# Missing Data Mechanisms: MCAR, MAR, MNAR
Author: Sachin Laxman Masti

This notebook demonstrates practical examples of:
- MCAR (Missing Completely At Random)
- MAR (Missing At Random)
- MNAR (Missing Not At Random)


In [None]:
import pandas as pd
import numpy as np

np.random.seed(42)

## Step 1: Create Base Dataset

In [None]:
df = pd.DataFrame({
    "age": np.random.randint(20, 60, 100),
    "gender": np.random.choice(["Male", "Female"], 100),
    "salary": np.random.randint(20000, 100000, 100)
})

df.head()

## Case 1: MCAR (Missing Completely At Random)
Here we randomly remove salary values.

In [None]:
df_mcar = df.copy()

random_index = np.random.choice(df_mcar.index, 15, replace=False)
df_mcar.loc[random_index, "salary"] = np.nan

#iss code se hum ek naye column ko crate karte hai ki data MCAR hia kya dekhne ke liye.
df_mcar["salary_missing"] = df_mcar["salary"].isnull().astype(int)

#iss code se pata cahlta hia ki gender wise missing values hai kya. aur DATA complitaly random missing hai kya nahi.
df_mcar.groupby("salary_missing")["age"].mean()

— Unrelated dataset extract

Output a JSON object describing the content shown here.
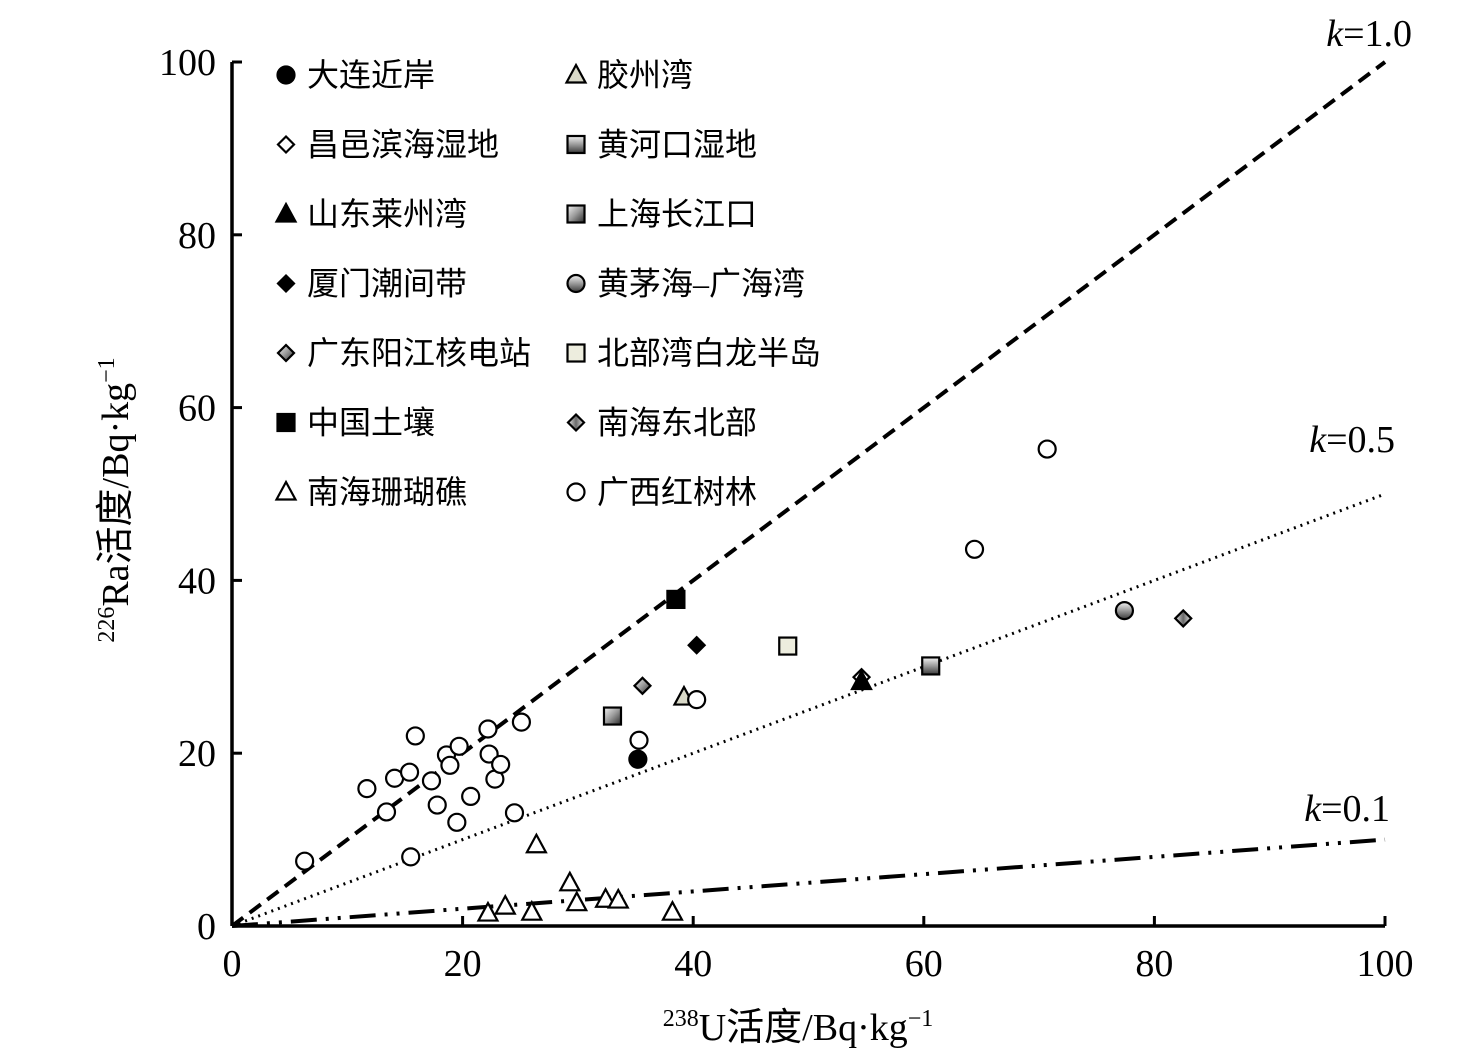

## Case 2: MAR (Missing At Random)
Here salary is missing depending on gender.

<span style='color:#91c9c0'> **most of the time in ML MAR ko hi accuption main leke imputaion kiya jata hai.** </span>

In [None]:
df_mar = df.copy()

df_mar.loc[df_mar["gender"] == "Female", "salary"] = np.nan

#iss code se hum ek naye column ko crate karte hai ki data MAR hia kya dekhne ke liye.
df_mar["salary_missing"] = df_mar["salary"].isnull().astype(int)

#iss code se pata cahlta hia ki gender wise missing values hai kya.
df_mar.groupby("gender")["salary_missing"].mean()

## Case 3: MNAR (Missing Not At Random)
Here high salary values are made missing.
This is difficult to detect statistically.

In [None]:
df_mnar = df.copy()

df_mnar.loc[df_mnar["salary"] > 80000, "salary"] = np.nan

#iss code se pata cahlta hia ki missing values uss value pe depend hai ya nahi.
df_mnar["salary_missing"] = df_mnar["salary"].isnull().astype(int)

df_mnar.head()

## Conclusion
- MCAR: Missing is random
- MAR: Missing depends on other observed variables
- MNAR: Missing depends on the value itself (hard to detect)

In real ML workflows, MAR is most common assumption.